Union pushes for industry-wide pay claims for bank employees
The Finance Sector Union will press Labor to allow industry-wide bargaining claims to be pursued against the big four banks.
The Finance Sector Union will press Labor to allow industry-wide bargaining claims to be pursued against the big four banks, as unions intensify pressure on the ALP to legalise sector-wide claims beyond low-paid industries such as childcare and cleaning.
After the Transport Workers Union this week urged Labor to extend industry-wide bargaining to airlines, the FSU yesterday called for major banks to be subjected to industry bargaining given the Hayne inquiry exposed a litany of remuneration-driven scandals.
But the union push ahead of the ALP national conference in Adelaide, starting tomorrow, is being resisted by the opposition, with senior ALP figures seeking at this stage to confine support for multi-employer bargaining to industries where workers are low-paid and industrially weak.
Senior union figures said they wanted broad support for multi-employer bargaining enshrined in the party platform and this commitment would be used to press for wider access to industry bargaining when Labor was finalising its workplace relations policy ahead of next year’s election.
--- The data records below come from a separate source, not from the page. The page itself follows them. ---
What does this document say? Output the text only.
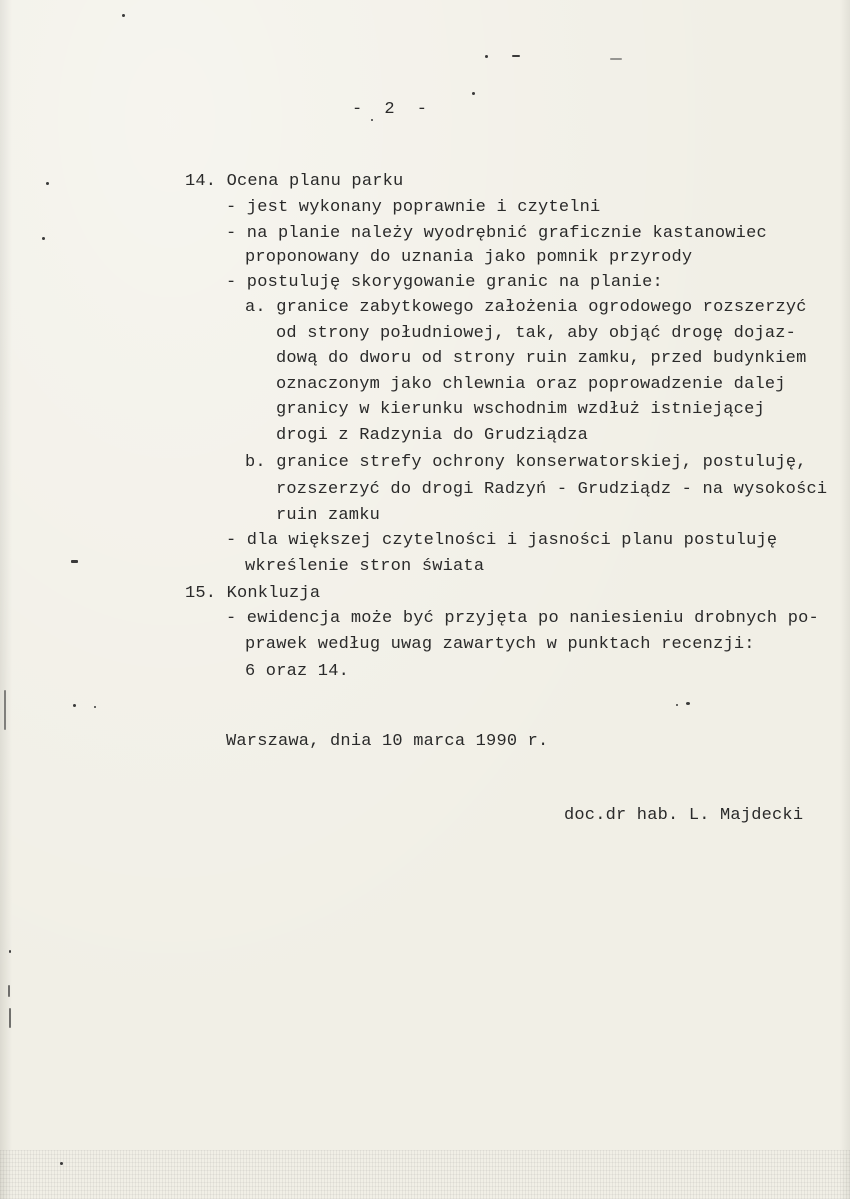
- 2 -
14. Ocena planu parku
- jest wykonany poprawnie i czytelni
- na planie należy wyodrębnić graficznie kastanowiec
proponowany do uznania jako pomnik przyrody
- postuluję skorygowanie granic na planie:
a. granice zabytkowego założenia ogrodowego rozszerzyć
od strony południowej, tak, aby objąć drogę dojaz-
dową do dworu od strony ruin zamku, przed budynkiem
oznaczonym jako chlewnia oraz poprowadzenie dalej
granicy w kierunku wschodnim wzdłuż istniejącej
drogi z Radzynia do Grudziądza
b. granice strefy ochrony konserwatorskiej, postuluję,
rozszerzyć do drogi Radzyń - Grudziądz - na wysokości
ruin zamku
- dla większej czytelności i jasności planu postuluję
wkreślenie stron świata
15. Konkluzja
- ewidencja może być przyjęta po naniesieniu drobnych po-
prawek według uwag zawartych w punktach recenzji:
6 oraz 14.
Warszawa, dnia 10 marca 1990 r.
doc.dr hab. L. Majdecki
“A lot of people get overexcited about the platform and its wording, but the main game is what will be in the actual election policy next year,’’ a senior union leader said.
Labor workplace relations spokesman Brendan O’Connor has said the ALP is examining support for multi-employer bargaining but the party’s focus will be on modestly paid workers in areas such as childcare.
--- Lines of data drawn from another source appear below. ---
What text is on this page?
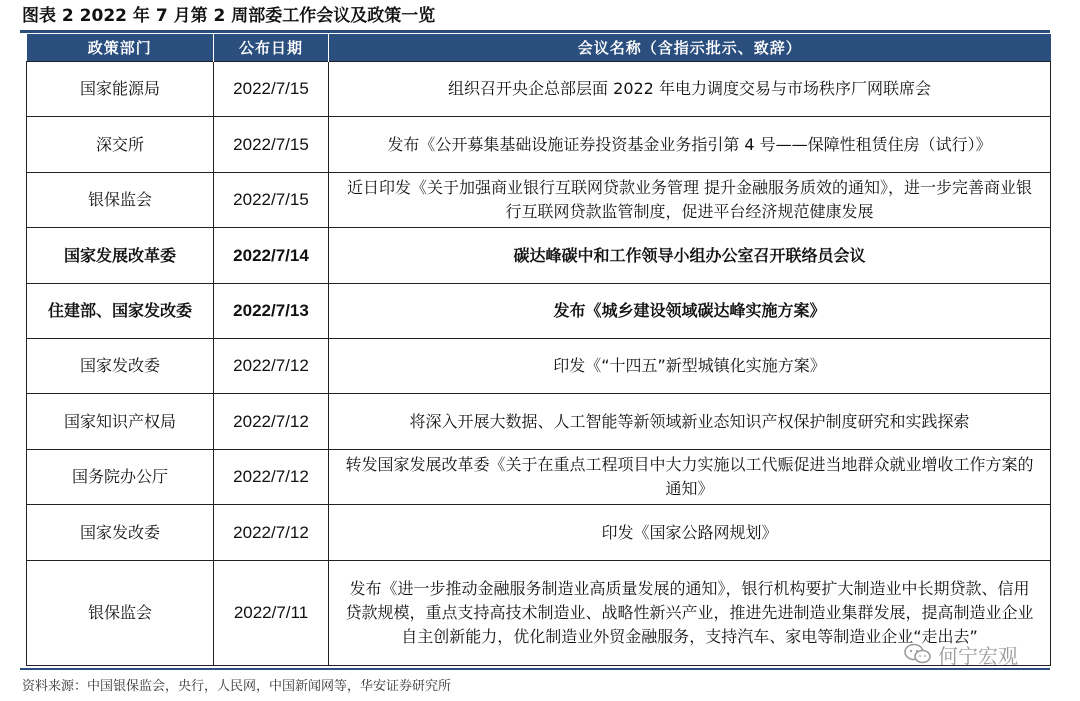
图表 2 2022 年 7 月第 2 周部委工作会议及政策一览
政策部门	公布日期	会议名称（含指示批示、致辞）
国家能源局	2022/7/15	组织召开央企总部层面 2022 年电力调度交易与市场秩序厂网联席会
深交所	2022/7/15	发布《公开募集基础设施证券投资基金业务指引第 4 号——保障性租赁住房（试行）》
银保监会	2022/7/15	近日印发《关于加强商业银行互联网贷款业务管理 提升金融服务质效的通知》，进一步完善商业银行互联网贷款监管制度，促进平台经济规范健康发展
国家发展改革委	2022/7/14	碳达峰碳中和工作领导小组办公室召开联络员会议
住建部、国家发改委	2022/7/13	发布《城乡建设领域碳达峰实施方案》
国家发改委	2022/7/12	印发《“十四五”新型城镇化实施方案》
国家知识产权局	2022/7/12	将深入开展大数据、人工智能等新领域新业态知识产权保护制度研究和实践探索
国务院办公厅	2022/7/12	转发国家发展改革委《关于在重点工程项目中大力实施以工代赈促进当地群众就业增收工作方案的通知》
国家发改委	2022/7/12	印发《国家公路网规划》
银保监会	2022/7/11	发布《进一步推动金融服务制造业高质量发展的通知》，银行机构要扩大制造业中长期贷款、信用贷款规模，重点支持高技术制造业、战略性新兴产业，推进先进制造业集群发展，提高制造业企业自主创新能力，优化制造业外贸金融服务，支持汽车、家电等制造业企业“走出去”
何宁宏观
资料来源：中国银保监会，央行，人民网，中国新闻网等，华安证券研究所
He reiterated yesterday his comments to the National Press Club on Wednesday when he said Labor would first determine how widely available multi-employer bargaining would be before determining rights to take industrial action in support of claims.
The FSU, which represents workers in banks, insurers and superannuation funds, believes industry-wide bargaining for Commonwealth Bank, Westpac, ANZ and National Australia Bank — which together control 80 per cent of the financial system and employ nearly as many workers as the public service — would help tackle the “first mover” problems identified in the royal commission.
During hearings for the year-long inquiry into financial sector misconduct, bank chiefs and chairmen complained they couldn’t end conflicted remuneration because they would be undercut by competitors that didn’t also move to end kickbacks and profit-based bonuses.
A move by CBA to put more weight on customer satisfaction for executive bonuses was voted down by shareholders in 2016, while NAB chairman Ken Henry has complained large international institutional shareholders have rebuffed attempts to move away from a profit-at-any-cost pay scale.
FSU national secretary Julia Angrisano said conflicted remuneration should be replaced by fixed pay.
“It is clear that bank culture regarding remuneration needs substantial change,” she said. “Regrettably, major bank board chairs have talked about culture taking 10 years. The Australian public deserves change far more quickly than that.”
Branch tellers can receive bonuses of up to about 10 per cent of their remuneration, while branch managers can earn up to 60 per cent. For senior executives bonuses can double their fixed salaries.